SVP Tool Chain-related Functions and Precautions (Advanced Options)

During model conversion, the nnie.cfg file declared by the NNIE_CONFIG_PATH environment variable provides functions related to the SVP tool chain and supports the configuration of fields except caffemodel_file, prototxt_file, is_simulation and instructions_name. The implementation is as follows:

NHWC the Format of the Running Input on the Board

The ms model after conversion accepts only the data input in NHWC format. If image_type is declared as 0, float32 data in NHWC format is received. If image_type is declared as 1, uint8 data input in NHWC format is received.

image_list Description

The meaning of the image_list field in the nnie.cfg file remains unchanged. When image_type is declared as 0, data in the CHW format is provided by row, regardless of whether the original model is the NCHW input.

image_type Restrictions

MindSpore Lite does not support the network input when image_type is set to 3 or 5. You can set it to 0 or 1.

image_list and roi_coordinate_file Quantity

You only need to provide image_list whose quantity is the same as that of model inputs. If the model contains the ROI pooling or PSROI pooling layer, you need to provide roi_coordinate_file, the quantity and sequence correspond to the number and sequence of the ROI pooling or PSROI pooling layer in the .prototxt file.

Suffix cpu of the Node Name in the prototxt File

In the .prototxt file, you can add _cpu to the end of the node name to declare CPU custom operator. The_cpu suffix is ignored in MindSpore Lite and is not supported. If you want to redefine the implementation of an existing operator or add an operator, you can register the operator in custom operator mode.

Custom Operator in the prototxt File

In the SVP tool chain, the custom layer is declared in the .prototxt file to implement inference by segment and implement the CPU code by users. In MindSpore Lite, you need to add the op_type attribute to the custom layer and register the online inference code in custom operator mode.

An example of modifying the custom layer is as follows:

layer {
  name: "custom1"
  type: "Custom"
  bottom: "conv1"
  top: "custom1_1"
  custom_param {
    type: "MY_CUSTOM"
    shape {
        dim: 1
        dim: 256
        dim: 64
        dim: 64
    }
}
}

In this example, a custom operator of the MY_CUSTOM type is defined. During inference, you need to register a custom operator of the MY_CUSTOM type.

Suffix report of the Top Domain in the prototxt File

When converting the NNIE model, MindSpore Lite fuses most operators into the binary file for NNIE running. Users cannot view the output of the intermediate operators. In this case, you can add the _report suffix to the top domain, during image composition conversion, the output of the intermediate operator is added to the output of the fused layer. If the operator has output (not fused), the output remains unchanged.

During the inference running, you can obtain the output of the intermediate operator by referring to Using C++ Interface to Perform Inference.

MindSpore Lite parses the corresponding rules of _report and resolves the conflict with the Inplace Mechanism.
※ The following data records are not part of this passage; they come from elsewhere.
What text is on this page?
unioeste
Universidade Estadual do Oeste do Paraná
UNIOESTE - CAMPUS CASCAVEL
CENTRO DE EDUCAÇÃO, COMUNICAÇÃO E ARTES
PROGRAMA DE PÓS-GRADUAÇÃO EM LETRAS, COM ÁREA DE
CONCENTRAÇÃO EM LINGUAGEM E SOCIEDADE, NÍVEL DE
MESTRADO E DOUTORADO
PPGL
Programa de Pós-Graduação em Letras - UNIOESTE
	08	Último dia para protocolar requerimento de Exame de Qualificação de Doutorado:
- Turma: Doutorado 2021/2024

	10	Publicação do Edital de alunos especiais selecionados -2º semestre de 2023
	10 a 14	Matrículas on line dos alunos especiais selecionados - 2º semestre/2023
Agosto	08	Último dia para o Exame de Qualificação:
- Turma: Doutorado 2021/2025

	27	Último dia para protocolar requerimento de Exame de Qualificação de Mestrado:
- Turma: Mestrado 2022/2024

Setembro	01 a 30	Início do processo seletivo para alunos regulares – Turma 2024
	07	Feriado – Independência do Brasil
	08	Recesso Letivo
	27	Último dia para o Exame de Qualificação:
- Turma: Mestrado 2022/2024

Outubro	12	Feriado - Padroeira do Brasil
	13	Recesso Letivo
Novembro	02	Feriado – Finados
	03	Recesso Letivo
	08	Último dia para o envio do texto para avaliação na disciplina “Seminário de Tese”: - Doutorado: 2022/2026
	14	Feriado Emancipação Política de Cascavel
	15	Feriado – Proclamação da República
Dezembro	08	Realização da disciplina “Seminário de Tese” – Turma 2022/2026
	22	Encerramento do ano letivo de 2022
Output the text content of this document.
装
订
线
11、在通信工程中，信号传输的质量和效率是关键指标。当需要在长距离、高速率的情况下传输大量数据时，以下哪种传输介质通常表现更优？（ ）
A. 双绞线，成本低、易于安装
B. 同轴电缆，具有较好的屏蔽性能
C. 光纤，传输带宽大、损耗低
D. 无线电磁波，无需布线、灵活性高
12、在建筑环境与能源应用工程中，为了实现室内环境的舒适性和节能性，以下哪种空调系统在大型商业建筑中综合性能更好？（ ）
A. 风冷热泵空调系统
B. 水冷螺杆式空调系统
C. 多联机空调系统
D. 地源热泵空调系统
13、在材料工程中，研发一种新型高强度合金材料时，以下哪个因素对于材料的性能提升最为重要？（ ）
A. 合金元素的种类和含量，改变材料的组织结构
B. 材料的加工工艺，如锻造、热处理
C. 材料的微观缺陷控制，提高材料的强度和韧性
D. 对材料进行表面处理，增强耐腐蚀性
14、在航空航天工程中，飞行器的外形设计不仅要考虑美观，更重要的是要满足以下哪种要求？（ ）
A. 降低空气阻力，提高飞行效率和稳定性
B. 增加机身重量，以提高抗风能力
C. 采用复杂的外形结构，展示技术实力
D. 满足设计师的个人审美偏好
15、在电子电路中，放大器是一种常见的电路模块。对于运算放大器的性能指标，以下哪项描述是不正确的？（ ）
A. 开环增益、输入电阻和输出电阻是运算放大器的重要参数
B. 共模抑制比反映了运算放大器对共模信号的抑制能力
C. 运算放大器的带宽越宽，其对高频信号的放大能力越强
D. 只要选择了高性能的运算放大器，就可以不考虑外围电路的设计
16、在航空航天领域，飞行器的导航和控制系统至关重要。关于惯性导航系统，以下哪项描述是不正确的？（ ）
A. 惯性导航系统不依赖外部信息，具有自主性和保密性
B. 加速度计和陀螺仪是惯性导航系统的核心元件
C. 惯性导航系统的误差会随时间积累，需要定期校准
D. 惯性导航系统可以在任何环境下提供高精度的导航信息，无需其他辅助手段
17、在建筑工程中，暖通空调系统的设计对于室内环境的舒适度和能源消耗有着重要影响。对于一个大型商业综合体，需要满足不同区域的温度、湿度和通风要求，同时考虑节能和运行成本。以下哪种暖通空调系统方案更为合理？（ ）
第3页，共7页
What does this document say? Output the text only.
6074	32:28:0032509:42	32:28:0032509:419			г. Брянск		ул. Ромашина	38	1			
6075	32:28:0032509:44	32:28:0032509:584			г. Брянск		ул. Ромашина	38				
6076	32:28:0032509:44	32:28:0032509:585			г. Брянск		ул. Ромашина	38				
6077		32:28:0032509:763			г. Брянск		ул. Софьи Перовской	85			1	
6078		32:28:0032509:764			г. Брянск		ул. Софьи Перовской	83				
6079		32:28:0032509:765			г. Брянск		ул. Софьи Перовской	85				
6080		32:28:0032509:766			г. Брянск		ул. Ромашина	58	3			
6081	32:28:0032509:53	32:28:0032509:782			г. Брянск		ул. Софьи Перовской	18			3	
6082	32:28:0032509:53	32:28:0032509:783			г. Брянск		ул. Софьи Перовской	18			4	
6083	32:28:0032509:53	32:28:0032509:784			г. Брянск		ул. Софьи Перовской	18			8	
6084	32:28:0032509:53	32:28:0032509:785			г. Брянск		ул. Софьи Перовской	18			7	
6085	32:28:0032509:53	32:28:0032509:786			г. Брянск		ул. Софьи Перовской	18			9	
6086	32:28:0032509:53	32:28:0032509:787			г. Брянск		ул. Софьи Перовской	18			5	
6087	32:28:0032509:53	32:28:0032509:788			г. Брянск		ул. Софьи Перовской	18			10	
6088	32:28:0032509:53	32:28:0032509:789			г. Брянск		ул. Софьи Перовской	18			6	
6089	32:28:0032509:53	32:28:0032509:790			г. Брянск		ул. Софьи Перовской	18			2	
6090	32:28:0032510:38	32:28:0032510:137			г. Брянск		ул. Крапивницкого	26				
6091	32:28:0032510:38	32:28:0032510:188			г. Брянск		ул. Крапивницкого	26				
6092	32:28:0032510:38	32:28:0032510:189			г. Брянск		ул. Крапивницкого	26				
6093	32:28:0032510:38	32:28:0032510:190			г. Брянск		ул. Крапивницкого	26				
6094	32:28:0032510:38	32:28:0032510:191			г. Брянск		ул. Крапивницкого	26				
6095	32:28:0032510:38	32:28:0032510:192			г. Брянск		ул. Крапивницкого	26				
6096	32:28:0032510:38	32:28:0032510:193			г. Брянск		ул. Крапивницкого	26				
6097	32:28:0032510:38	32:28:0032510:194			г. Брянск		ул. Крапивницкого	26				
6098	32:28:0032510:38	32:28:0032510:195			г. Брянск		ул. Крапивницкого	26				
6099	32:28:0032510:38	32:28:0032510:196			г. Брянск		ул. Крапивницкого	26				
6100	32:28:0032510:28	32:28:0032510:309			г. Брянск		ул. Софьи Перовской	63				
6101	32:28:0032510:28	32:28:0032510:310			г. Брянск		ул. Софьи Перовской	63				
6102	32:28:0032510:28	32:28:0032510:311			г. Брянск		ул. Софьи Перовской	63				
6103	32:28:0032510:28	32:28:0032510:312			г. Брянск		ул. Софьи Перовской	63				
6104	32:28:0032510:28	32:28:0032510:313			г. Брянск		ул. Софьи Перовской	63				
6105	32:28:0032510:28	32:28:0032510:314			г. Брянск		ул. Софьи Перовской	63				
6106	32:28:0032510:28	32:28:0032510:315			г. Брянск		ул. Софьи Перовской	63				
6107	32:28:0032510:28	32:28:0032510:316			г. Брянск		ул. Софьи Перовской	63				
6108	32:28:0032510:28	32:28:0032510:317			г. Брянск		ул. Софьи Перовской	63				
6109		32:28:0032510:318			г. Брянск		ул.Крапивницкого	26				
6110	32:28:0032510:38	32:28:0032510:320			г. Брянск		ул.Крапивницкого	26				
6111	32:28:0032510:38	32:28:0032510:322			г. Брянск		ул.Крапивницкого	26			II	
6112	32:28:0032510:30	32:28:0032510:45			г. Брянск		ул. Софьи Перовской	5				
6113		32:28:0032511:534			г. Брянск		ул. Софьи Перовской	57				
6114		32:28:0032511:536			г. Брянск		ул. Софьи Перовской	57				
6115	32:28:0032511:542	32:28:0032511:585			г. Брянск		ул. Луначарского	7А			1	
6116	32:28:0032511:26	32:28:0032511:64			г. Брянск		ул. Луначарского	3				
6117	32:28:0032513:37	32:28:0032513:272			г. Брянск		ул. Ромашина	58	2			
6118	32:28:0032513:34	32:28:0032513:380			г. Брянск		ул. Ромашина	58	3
For details, see the definition in the HiSVP Development Guide.

Inplace Mechanism

The inplace layer can be used to run the chip in efficient mode. By default, the conversion tool rewrites all layers in the .prototxt file that support the inplace layer. To disable this function, you can declare the following environment:

export NNIE_DISABLE_INPLACE_FUSION=off         # When this parameter is set to on or is not set, inplace automatic rewriting is enabled.

When the automatic rewriting function is disabled, you can manually rewrite the corresponding layer in the .prototxt file to enable the efficient mode for some layers.

Multi-image Batch Running and Multi-step Running

If you need to infer multiple input data (multiple images) at the same time, you can resize the first dimension of the model input to the quantity of input data by referring to Resizing the Input Dimension. In the NNIE model, only the first dimension (‘n’ dimension) can be resized, and other dimensions (‘hwc’) cannot be resized.

For the loop or LSTM network, you need to configure the TIME_STEP environment variable based on the step value and resize the model input. Assume that the number of data records for forward inference at a time is input_num. The resize value of the input node of sequence data is input_num x step, and the resize value of the input node of non-sequence data is input_num.

Models with the proposal operator do not support batch running or the resizie operation.

Node Name Change

After a model is converted into an NNIE model, the name of each node may change. You can use the Netron to open the model and obtain the new node name.

Proposal Operator Usage Description

MindSpore Lite provides the sample code of the proposal operator. In this sample, the proposal operator and its infer shape are registered in custom operator mode. You can change it to the implementation that matches your own model, and then perform integration.

Download address of the complete sample code:

https://gitee.com/mindspore/docs/tree/r2.0.0-alpha/docs/sample_code/nnie_proposal

Segmentation Mechanism and Restrictions

Due to the restrictions on the operators supported by the NNIE chip, if there are operators that are not supported by the NNIE chip, the model needs to be divided into supported layers and unsupported layers. The chip on the board supports a maximum of eight supported layers. If the number of supported layers after segmentation is greater than 8, the model cannot run. You can observe the custom operator (whose attribute contains type:NNIE) by using Netron to obtain the number of supported layers after conversion.